UNITED NATIONS — Ending a prolonged snub, President Joe Biden held a “very candid” meeting with Israeli Prime Minister Benjamin Netanyahu on Wednesday, welcoming possible rapprochement between Israel and Saudi Arabia and cautioning him to preserve democracy at home.
The meeting pointedly did not take place at the White House, as Netanyahu would have preferred, but in a New York hotel on the margins of the annual United Nations General Assembly, which both leaders were attending this week.
“Today, we’re going to discuss some of the hard issues,” Biden said ahead of the session, seated with the Israeli prime minister in front of an array of flags from both countries. The topics to be covered, he said, were “upholding democratic values that lie at the heart of our partnership, including the checks and balances in our systems and preserving the path to a negotiated two-state solution, and ensuring that Iran never, never acquires a nuclear weapon.”
The president was alluding to Netanyahu’s efforts to overhaul the Israeli judiciary in ways that many in that country say would undermine democracy and gut one of the few balances of political power there. The move has triggered massive demonstrations for months.

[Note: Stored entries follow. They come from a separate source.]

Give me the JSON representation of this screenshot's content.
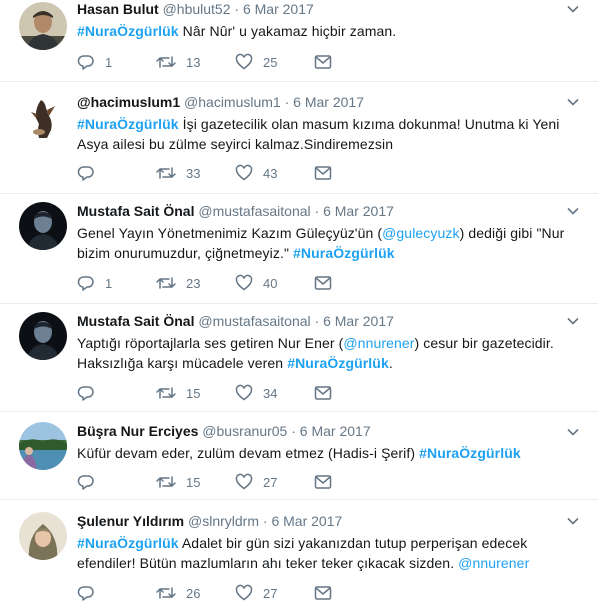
{
  "colors": {
    "link": "#1da1f2",
    "muted": "#657786",
    "divider": "#e6ecf0"
  },
  "tweets": [
    {
      "name": "Hasan Bulut",
      "handle": "@hbulut52",
      "dot": "·",
      "date": "6 Mar 2017",
      "segments": [
        {
          "t": "tag",
          "v": "#NuraÖzgürlük"
        },
        {
          "t": "text",
          "v": " Nâr Nûr' u yakamaz hiçbir zaman."
        }
      ],
      "replies": "1",
      "retweets": "13",
      "likes": "25",
      "avatar": "man-portrait"
    },
    {
      "name": "@hacimuslum1",
      "handle": "@hacimuslum1",
      "dot": "·",
      "date": "6 Mar 2017",
      "segments": [
        {
          "t": "tag",
          "v": "#NuraÖzgürlük"
        },
        {
          "t": "text",
          "v": " İşi gazetecilik olan masum kızıma dokunma! Unutma ki Yeni Asya ailesi bu zülme seyirci kalmaz.Sindiremezsin"
        }
      ],
      "replies": "",
      "retweets": "33",
      "likes": "43",
      "avatar": "bird-silhouette"
    },
    {
      "name": "Mustafa Sait Önal",
      "handle": "@mustafasaitonal",
      "dot": "·",
      "date": "6 Mar 2017",
      "segments": [
        {
          "t": "text",
          "v": "Genel Yayın Yönetmenimiz Kazım Güleçyüz'ün ("
        },
        {
          "t": "mention",
          "v": "@gulecyuzk"
        },
        {
          "t": "text",
          "v": ") dediği gibi \"Nur bizim onurumuzdur, çiğnetmeyiz.\" "
        },
        {
          "t": "tag",
          "v": "#NuraÖzgürlük"
        }
      ],
      "replies": "1",
      "retweets": "23",
      "likes": "40",
      "avatar": "man-dark-portrait"
    },
    {
      "name": "Mustafa Sait Önal",
      "handle": "@mustafasaitonal",
      "dot": "·",
      "date": "6 Mar 2017",
      "segments": [
        {
          "t": "text",
          "v": "Yaptığı röportajlarla ses getiren Nur Ener ("
        },
        {
          "t": "mention",
          "v": "@nnurener"
        },
        {
          "t": "text",
          "v": ") cesur bir gazetecidir. Haksızlığa karşı mücadele veren "
        },
        {
          "t": "tag",
          "v": "#NuraÖzgürlük"
        },
        {
          "t": "text",
          "v": "."
        }
      ],
      "replies": "",
      "retweets": "15",
      "likes": "34",
      "avatar": "man-dark-portrait"
    },
    {
      "name": "Büşra Nur Erciyes",
      "handle": "@busranur05",
      "dot": "·",
      "date": "6 Mar 2017",
      "segments": [
        {
          "t": "text",
          "v": "Küfür devam eder, zulüm devam etmez (Hadis-i Şerif) "
        },
        {
          "t": "tag",
          "v": "#NuraÖzgürlük"
        }
      ],
      "replies": "",
      "retweets": "15",
      "likes": "27",
      "avatar": "lake-landscape"
    },
    {
      "name": "Şulenur Yıldırım",
      "handle": "@slnryldrm",
      "dot": "·",
      "date": "6 Mar 2017",
      "segments": [
        {
          "t": "tag",
          "v": "#NuraÖzgürlük"
        },
        {
          "t": "text",
          "v": " Adalet bir gün sizi yakanızdan tutup perperişan edecek efendiler! Bütün mazlumların ahı teker teker çıkacak sizden. "
        },
        {
          "t": "mention",
          "v": "@nnurener"
        }
      ],
      "replies": "",
      "retweets": "26",
      "likes": "27",
      "avatar": "woman-headscarf"
    }
  ]
}
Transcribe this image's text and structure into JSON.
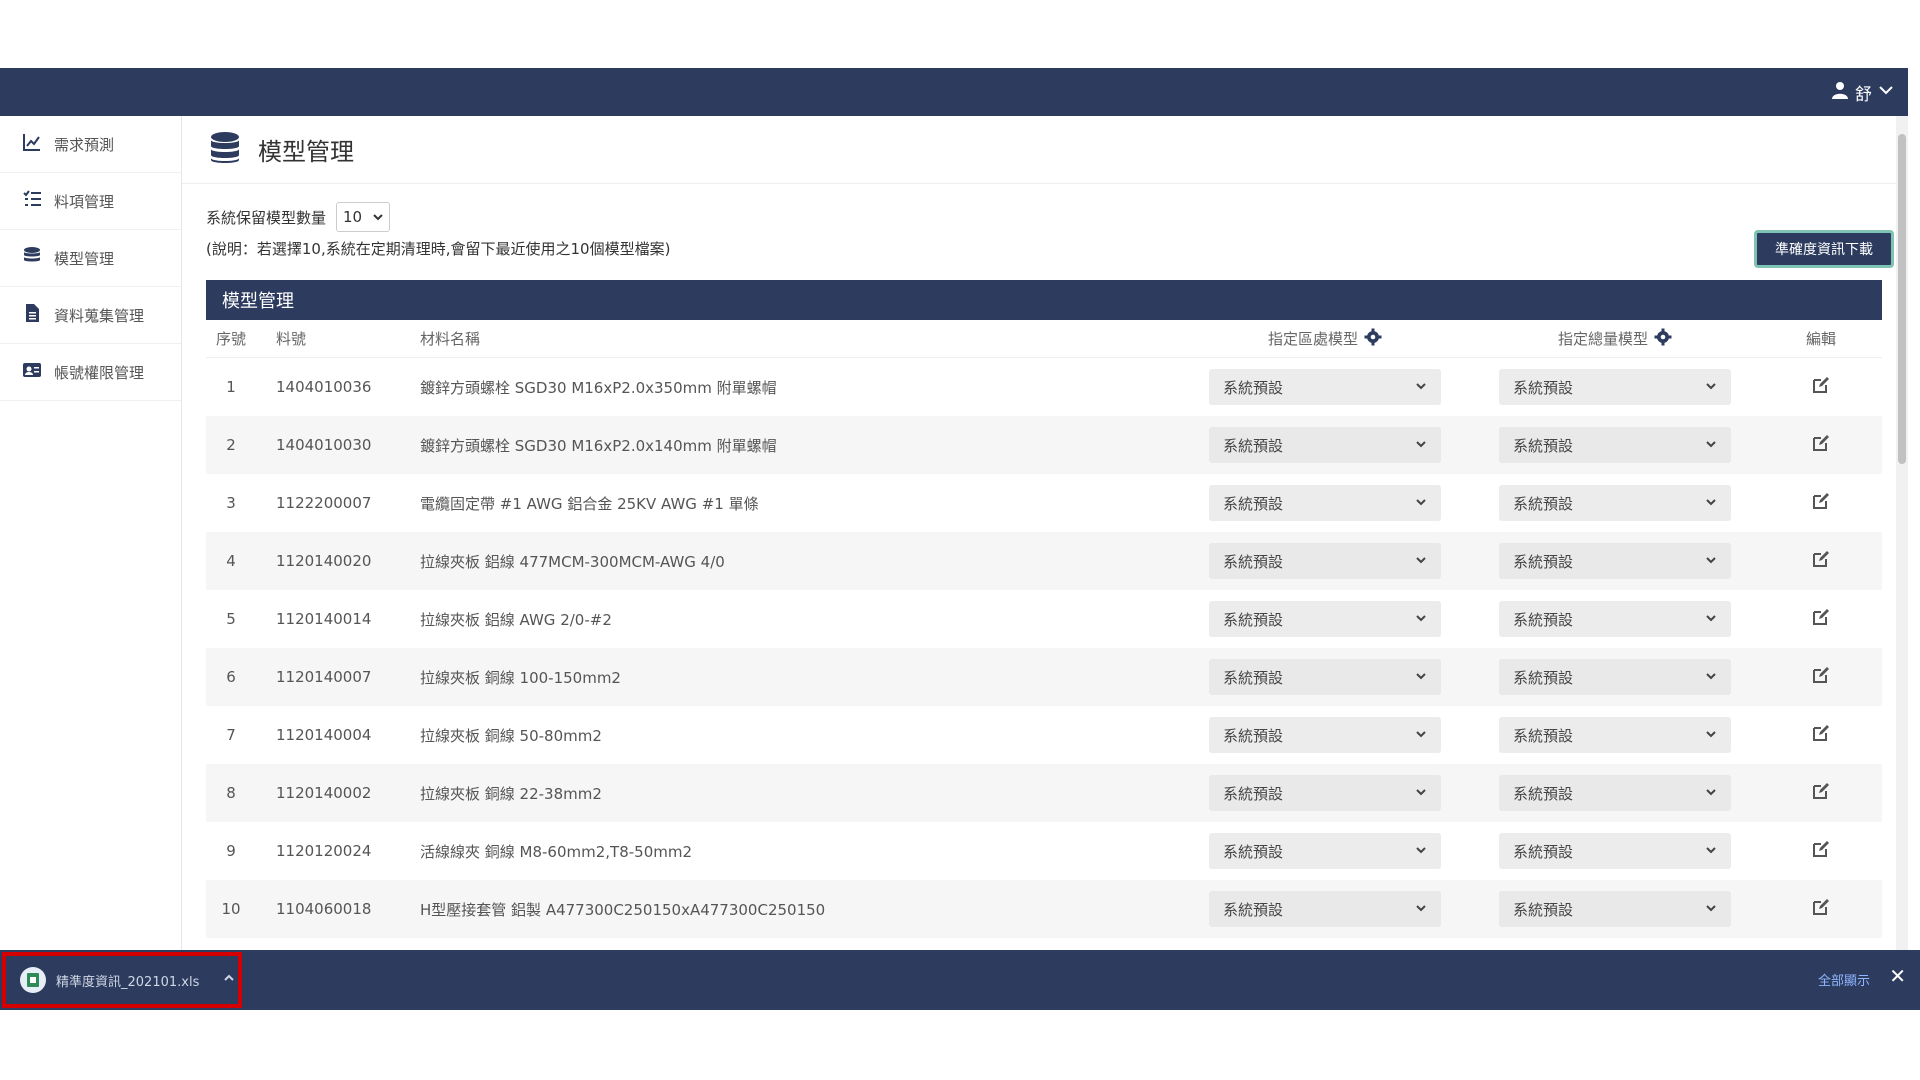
{
  "header": {
    "user_name": "舒"
  },
  "sidebar": {
    "items": [
      {
        "label": "需求預測",
        "icon": "chart-line-icon"
      },
      {
        "label": "料項管理",
        "icon": "list-check-icon"
      },
      {
        "label": "模型管理",
        "icon": "database-icon"
      },
      {
        "label": "資料蒐集管理",
        "icon": "file-icon"
      },
      {
        "label": "帳號權限管理",
        "icon": "id-card-icon"
      }
    ]
  },
  "page": {
    "title": "模型管理",
    "keep_label": "系統保留模型數量",
    "keep_value": "10",
    "note": "(說明：若選擇10,系統在定期清理時,會留下最近使用之10個模型檔案)",
    "download_button": "準確度資訊下載"
  },
  "table": {
    "title": "模型管理",
    "headers": {
      "no": "序號",
      "code": "料號",
      "name": "材料名稱",
      "region_model": "指定區處模型",
      "total_model": "指定總量模型",
      "edit": "編輯"
    },
    "rows": [
      {
        "no": "1",
        "code": "1404010036",
        "name": "鍍鋅方頭螺栓 SGD30 M16xP2.0x350mm 附單螺帽",
        "region": "系統預設",
        "total": "系統預設"
      },
      {
        "no": "2",
        "code": "1404010030",
        "name": "鍍鋅方頭螺栓 SGD30 M16xP2.0x140mm 附單螺帽",
        "region": "系統預設",
        "total": "系統預設"
      },
      {
        "no": "3",
        "code": "1122200007",
        "name": "電纜固定帶 #1 AWG 鋁合金 25KV AWG #1 單條",
        "region": "系統預設",
        "total": "系統預設"
      },
      {
        "no": "4",
        "code": "1120140020",
        "name": "拉線夾板 鋁線 477MCM-300MCM-AWG 4/0",
        "region": "系統預設",
        "total": "系統預設"
      },
      {
        "no": "5",
        "code": "1120140014",
        "name": "拉線夾板 鋁線 AWG 2/0-#2",
        "region": "系統預設",
        "total": "系統預設"
      },
      {
        "no": "6",
        "code": "1120140007",
        "name": "拉線夾板 銅線 100-150mm2",
        "region": "系統預設",
        "total": "系統預設"
      },
      {
        "no": "7",
        "code": "1120140004",
        "name": "拉線夾板 銅線 50-80mm2",
        "region": "系統預設",
        "total": "系統預設"
      },
      {
        "no": "8",
        "code": "1120140002",
        "name": "拉線夾板 銅線 22-38mm2",
        "region": "系統預設",
        "total": "系統預設"
      },
      {
        "no": "9",
        "code": "1120120024",
        "name": "活線線夾 銅線 M8-60mm2,T8-50mm2",
        "region": "系統預設",
        "total": "系統預設"
      },
      {
        "no": "10",
        "code": "1104060018",
        "name": "H型壓接套管 鋁製 A477300C250150xA477300C250150",
        "region": "系統預設",
        "total": "系統預設"
      }
    ]
  },
  "download_bar": {
    "filename": "精準度資訊_202101.xls",
    "show_all": "全部顯示",
    "close": "✕"
  }
}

Biden has urged Netanyahu and his coalition government to seek consensus instead of pushing ahead with such unpopular measures, but to little avail.
Biden also referred to the importance of an independent Palestinian nation — the two-state solution — hopes for which have all but vanished with the arrival of Israel’s most right-wing and nationalistic government to date.
A senior Biden administration official, who briefed reporters after the meeting on condition of anonymity in keeping with White House protocols, described the session as “very constructive, very candid — (and) ultimately, we hope, productive.”
Netanyahu emphasized ongoing talks to open diplomatic ties between Israel and Saudi Arabia, an extension of the Abraham Accords brokered during the Trump administration in which a handful of Arab and Muslim countries formally recognized Israel. Before then, Egypt and Jordan were the only countries in the Middle East that did.
“I think that under your leadership, Mr. President, we can forge a historic peace between Israel and Saudi Arabia,” Netanyahu said. “And I think such a peace would go a long way for us to advance the end of the Arab Israeli conflict, achieve reconciliation between the Islamic world and the Jewish state, and advance a genuine peace between Israel and the Palestinians.”
Biden added: “If you and I 10 years ago were talking about normalization with Saudi Arabia, I think we’d look at each other like, ‘Who’s been drinking what?’”
But privately, U.S. officials remain cautious about a normalization deal, saying it has a long way to go. Saudi Arabia has a formidable list of asks, including assistance with a civilian nuclear energy program and a security pact that would include a NATO-style commitment that the U.S. will go to Saudi Arabia’s defense in case of attack.